My intuition says that solution No 2 would be the ideal one, but what is considered best practice?


Solution

  • It's a good idea to store your data in a long-term storage DB, such as PostgreSQL or similar. That way you can decide at any time whether you need to change your mappings, add fields, remove fields, change their types, or what have you, and then you can easily rebuild your ES index/indices without too much trouble from your primary source of truth (i.e. PostgreSQL) and you always have clean data in ES.

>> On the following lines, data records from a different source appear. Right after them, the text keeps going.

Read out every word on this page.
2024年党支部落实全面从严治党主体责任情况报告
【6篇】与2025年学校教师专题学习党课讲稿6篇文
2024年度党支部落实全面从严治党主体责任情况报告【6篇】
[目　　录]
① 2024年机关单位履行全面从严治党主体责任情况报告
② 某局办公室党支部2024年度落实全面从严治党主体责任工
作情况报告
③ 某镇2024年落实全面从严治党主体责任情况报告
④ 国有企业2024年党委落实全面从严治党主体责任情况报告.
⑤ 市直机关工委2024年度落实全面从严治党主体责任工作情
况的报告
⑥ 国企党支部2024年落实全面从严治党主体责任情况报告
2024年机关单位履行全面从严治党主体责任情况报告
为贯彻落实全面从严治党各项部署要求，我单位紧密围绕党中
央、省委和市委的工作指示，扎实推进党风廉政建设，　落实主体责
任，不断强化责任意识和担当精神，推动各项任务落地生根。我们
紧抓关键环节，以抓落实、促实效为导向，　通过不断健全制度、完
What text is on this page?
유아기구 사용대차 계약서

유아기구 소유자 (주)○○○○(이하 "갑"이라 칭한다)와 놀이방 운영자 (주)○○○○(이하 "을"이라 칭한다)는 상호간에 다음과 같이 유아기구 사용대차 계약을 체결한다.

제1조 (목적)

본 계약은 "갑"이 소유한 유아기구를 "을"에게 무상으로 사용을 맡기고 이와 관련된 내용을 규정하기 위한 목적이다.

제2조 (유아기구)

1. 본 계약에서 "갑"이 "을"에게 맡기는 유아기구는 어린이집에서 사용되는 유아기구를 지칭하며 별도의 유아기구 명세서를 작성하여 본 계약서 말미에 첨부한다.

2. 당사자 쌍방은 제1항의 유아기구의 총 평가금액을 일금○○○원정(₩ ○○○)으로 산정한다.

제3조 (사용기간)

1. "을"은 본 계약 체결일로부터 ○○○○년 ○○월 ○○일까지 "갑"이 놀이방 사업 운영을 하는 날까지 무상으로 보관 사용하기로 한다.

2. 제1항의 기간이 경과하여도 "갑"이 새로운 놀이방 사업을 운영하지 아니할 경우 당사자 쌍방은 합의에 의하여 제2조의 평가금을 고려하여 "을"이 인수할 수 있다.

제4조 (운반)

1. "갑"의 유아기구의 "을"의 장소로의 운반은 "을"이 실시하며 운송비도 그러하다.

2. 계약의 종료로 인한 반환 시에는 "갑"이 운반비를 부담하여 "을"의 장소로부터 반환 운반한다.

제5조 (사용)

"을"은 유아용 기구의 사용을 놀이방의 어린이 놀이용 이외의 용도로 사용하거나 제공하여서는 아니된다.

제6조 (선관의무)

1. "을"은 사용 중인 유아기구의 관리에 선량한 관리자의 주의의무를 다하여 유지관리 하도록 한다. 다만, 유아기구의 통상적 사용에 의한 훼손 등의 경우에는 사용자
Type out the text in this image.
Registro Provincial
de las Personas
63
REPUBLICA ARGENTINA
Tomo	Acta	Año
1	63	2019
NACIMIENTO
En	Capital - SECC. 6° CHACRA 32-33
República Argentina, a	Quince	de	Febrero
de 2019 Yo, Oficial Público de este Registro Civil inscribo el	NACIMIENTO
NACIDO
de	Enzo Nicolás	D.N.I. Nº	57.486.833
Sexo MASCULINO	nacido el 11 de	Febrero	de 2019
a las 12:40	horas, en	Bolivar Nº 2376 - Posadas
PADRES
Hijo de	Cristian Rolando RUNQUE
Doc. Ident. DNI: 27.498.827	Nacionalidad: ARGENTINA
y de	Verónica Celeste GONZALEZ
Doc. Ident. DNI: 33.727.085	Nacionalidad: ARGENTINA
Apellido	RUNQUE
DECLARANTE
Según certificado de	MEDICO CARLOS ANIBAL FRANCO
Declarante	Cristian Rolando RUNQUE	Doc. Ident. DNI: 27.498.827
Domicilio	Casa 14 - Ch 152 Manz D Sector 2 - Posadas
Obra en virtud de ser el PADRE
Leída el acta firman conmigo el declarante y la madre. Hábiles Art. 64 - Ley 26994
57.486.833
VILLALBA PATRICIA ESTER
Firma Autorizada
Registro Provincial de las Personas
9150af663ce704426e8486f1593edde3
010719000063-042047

    I don't know ZomboDB (solution 1) so I can't really speak for it, all I know is that I'm generally not too fond of tying two different technologies together, it makes it hard to upgrade any of them in case you need/must/want to apply patches or benefit from new features in either of them.

    Unless you have big and costly transformations to do on your source data, I feel that solution 3 doesn't bring much, i.e. the additional step of storing data in an intermediary Redis, doesn't bring much in my opinion (your mileage may vary here). It's a good idea to use a temporary store, such as Redis or Kafka, when you may lose data along the pipeline, but in this case, since you have your data in PostgreSQL, you don't really run the risk of losing anything. If at all, you can relaunch your pipeline and rebuild a few days of data.

    That leaves solution 2, which would be fine given the information at hand. Using the Logstash JDBC input, you can easily retrieve the latest changes and forward them to ES every x minutes.